Documents Leaked From Facebook Have Been Passed to a Consortium of Press Outlets nytimes.com

If you are making your way through the myriad investigations into Facebook teased last week by Facebook itself, you may find it useful to know the background on their origin. Not because it is suspicious — in fact, quite the opposite — but because Facebook seemed so concerned with getting ahead of these stories.

Ben Smith at the New York Times:

[Frances] Haugen chose a middle path, one that appears to have captured the best of both arrangements, from her perspective, while also foiling Facebook’s attempts to contain the story.

First she handed her documents to The Journal for a boutique rollout. Then she opened the journalistic equivalent of an outlet store, allowing reporters on two continents to root through everything The Journal had left behind in search of overlooked informational gems. Her intention was to broaden the circle, she said. She added that she plans to share the documents with academic writers and publications from parts of the world where she sees the greatest peril, including India and parts of the Middle East.

There are some who regard this coordinated rollout as inherently suspicious, but I think it is a savvy use of public relations for maximum social impact.

One thing I am trying to keep straight in my own head, as more reporting is published, is the source of different leaks. The Wall Street Journal’s “Facebook Files” series is primarily sourced to documents from Haugen, as are stories from other publications collected under the “Facebook Papers” banner. But a story on Friday from the Washington Post is sourced to a different whistleblower.
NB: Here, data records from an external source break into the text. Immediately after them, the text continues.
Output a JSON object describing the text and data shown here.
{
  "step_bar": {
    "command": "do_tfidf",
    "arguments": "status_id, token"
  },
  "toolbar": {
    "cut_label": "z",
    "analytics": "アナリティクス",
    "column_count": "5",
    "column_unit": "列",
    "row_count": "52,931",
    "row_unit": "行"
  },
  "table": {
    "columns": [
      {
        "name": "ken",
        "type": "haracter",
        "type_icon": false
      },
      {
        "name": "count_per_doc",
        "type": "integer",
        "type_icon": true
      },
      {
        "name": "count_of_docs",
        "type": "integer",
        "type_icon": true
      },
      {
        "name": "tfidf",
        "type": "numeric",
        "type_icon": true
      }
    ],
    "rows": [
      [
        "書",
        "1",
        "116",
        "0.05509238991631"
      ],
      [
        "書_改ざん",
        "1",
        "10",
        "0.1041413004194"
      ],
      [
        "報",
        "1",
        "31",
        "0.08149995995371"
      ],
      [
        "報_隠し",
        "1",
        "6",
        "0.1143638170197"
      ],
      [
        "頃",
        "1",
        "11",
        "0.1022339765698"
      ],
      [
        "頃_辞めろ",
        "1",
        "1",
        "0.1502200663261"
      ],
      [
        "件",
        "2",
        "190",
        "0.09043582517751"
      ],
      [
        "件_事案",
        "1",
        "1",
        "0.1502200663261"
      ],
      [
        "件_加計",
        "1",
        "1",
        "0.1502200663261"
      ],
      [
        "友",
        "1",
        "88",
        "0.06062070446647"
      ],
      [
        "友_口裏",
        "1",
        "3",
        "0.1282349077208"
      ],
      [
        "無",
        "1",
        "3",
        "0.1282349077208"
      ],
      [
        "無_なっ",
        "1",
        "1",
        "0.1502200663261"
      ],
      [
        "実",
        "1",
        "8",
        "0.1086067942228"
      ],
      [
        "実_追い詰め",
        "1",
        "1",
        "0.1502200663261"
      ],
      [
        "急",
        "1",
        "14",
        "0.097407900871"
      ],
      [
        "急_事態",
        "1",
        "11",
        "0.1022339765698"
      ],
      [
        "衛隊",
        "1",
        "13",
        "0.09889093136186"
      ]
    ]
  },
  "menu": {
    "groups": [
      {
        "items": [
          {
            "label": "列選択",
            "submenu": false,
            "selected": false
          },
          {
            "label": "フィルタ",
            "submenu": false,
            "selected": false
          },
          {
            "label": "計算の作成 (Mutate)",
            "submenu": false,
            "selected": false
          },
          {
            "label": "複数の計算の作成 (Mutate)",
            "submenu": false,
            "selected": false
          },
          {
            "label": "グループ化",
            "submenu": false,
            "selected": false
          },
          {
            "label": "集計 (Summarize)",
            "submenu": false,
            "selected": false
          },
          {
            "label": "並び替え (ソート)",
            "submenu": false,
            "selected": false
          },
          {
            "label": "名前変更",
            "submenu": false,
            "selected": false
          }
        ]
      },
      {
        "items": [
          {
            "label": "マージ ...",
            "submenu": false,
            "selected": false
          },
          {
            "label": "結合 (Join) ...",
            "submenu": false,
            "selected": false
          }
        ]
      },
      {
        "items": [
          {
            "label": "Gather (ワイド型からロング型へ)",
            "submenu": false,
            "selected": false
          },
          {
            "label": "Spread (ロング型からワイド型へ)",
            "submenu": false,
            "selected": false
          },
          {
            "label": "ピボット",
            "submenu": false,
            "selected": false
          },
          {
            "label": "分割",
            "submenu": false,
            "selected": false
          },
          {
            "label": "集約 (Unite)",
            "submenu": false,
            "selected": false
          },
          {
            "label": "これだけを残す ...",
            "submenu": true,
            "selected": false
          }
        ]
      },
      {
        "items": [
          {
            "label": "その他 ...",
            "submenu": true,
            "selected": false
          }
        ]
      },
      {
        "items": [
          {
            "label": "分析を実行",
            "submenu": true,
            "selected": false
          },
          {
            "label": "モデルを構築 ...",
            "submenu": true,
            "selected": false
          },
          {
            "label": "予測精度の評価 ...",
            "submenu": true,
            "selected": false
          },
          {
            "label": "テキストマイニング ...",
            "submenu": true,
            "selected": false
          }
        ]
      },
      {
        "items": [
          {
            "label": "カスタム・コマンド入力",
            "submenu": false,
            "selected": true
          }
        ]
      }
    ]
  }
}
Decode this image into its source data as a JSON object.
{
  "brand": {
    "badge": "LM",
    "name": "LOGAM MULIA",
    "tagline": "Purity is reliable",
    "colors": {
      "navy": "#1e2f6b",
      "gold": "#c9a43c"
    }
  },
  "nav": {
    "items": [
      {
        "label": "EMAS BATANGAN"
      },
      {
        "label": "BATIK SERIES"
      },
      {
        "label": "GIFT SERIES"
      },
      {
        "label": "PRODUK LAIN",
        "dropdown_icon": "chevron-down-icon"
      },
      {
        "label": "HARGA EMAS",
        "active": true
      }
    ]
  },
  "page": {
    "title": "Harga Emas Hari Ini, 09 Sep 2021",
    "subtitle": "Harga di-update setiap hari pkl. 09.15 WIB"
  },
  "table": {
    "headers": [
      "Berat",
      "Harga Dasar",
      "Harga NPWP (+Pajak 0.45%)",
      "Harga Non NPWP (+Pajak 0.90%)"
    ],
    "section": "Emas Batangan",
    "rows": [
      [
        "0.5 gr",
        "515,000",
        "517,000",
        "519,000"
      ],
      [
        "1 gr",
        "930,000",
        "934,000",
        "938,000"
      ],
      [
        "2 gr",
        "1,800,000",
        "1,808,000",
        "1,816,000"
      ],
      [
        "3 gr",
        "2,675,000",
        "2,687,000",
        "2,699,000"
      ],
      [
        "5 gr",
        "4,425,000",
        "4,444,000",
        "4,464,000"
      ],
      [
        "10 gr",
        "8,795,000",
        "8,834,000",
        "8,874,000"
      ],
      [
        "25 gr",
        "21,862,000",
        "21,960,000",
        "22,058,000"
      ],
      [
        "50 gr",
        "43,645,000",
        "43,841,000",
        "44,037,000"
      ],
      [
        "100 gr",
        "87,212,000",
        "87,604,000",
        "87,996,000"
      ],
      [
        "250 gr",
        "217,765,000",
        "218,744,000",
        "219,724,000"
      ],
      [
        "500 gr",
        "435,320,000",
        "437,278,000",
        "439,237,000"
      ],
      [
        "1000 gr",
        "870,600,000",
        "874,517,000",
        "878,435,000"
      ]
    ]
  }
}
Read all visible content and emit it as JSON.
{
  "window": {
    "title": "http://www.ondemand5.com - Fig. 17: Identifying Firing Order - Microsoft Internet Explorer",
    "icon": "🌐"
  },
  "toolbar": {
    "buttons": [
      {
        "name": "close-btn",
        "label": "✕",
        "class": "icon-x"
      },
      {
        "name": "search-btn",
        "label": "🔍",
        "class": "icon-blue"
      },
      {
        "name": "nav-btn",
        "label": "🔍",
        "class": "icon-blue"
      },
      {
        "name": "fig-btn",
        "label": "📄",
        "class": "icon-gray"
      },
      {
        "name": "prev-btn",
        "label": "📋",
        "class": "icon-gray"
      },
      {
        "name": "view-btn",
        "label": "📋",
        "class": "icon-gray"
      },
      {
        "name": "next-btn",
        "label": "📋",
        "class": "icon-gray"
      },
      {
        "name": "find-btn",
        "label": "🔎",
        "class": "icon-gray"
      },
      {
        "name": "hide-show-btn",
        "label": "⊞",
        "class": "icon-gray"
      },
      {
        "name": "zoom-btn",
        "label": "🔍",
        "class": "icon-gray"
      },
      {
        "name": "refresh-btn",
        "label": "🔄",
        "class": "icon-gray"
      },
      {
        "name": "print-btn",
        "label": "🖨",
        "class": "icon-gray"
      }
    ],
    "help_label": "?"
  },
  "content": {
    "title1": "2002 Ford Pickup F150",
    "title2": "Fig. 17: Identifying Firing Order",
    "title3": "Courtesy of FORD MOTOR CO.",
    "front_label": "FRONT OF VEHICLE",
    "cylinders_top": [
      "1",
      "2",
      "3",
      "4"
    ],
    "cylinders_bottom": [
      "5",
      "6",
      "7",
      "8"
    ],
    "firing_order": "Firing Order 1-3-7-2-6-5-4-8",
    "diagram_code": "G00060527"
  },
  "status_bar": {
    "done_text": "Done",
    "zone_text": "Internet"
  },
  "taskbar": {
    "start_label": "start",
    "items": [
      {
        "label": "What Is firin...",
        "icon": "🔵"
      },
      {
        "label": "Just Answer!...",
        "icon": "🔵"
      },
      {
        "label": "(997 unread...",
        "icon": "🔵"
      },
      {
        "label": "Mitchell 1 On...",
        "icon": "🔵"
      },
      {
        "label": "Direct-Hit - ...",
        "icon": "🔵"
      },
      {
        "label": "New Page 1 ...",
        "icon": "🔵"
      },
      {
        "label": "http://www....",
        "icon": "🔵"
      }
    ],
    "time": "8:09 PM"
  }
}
One thing that remains unclear is whether Haugen and her team supplied these documents to the other outlets, or if they received them from a third party. Smith implies that Haugen’s team passed them to the Times and other publications around the beginning of October, but a different article by Mike Isaac says that the Times received them from a “congressional staff member”. My bet is that both are true: after the Journal began publishing, I bet reporters from other publications leaned on their Washington sources to provide copies. But Haugen’s team was probably unaware of that, and also brought the documents to those other reporters. This is just a guess, but it aligns with the details in Smith’s article.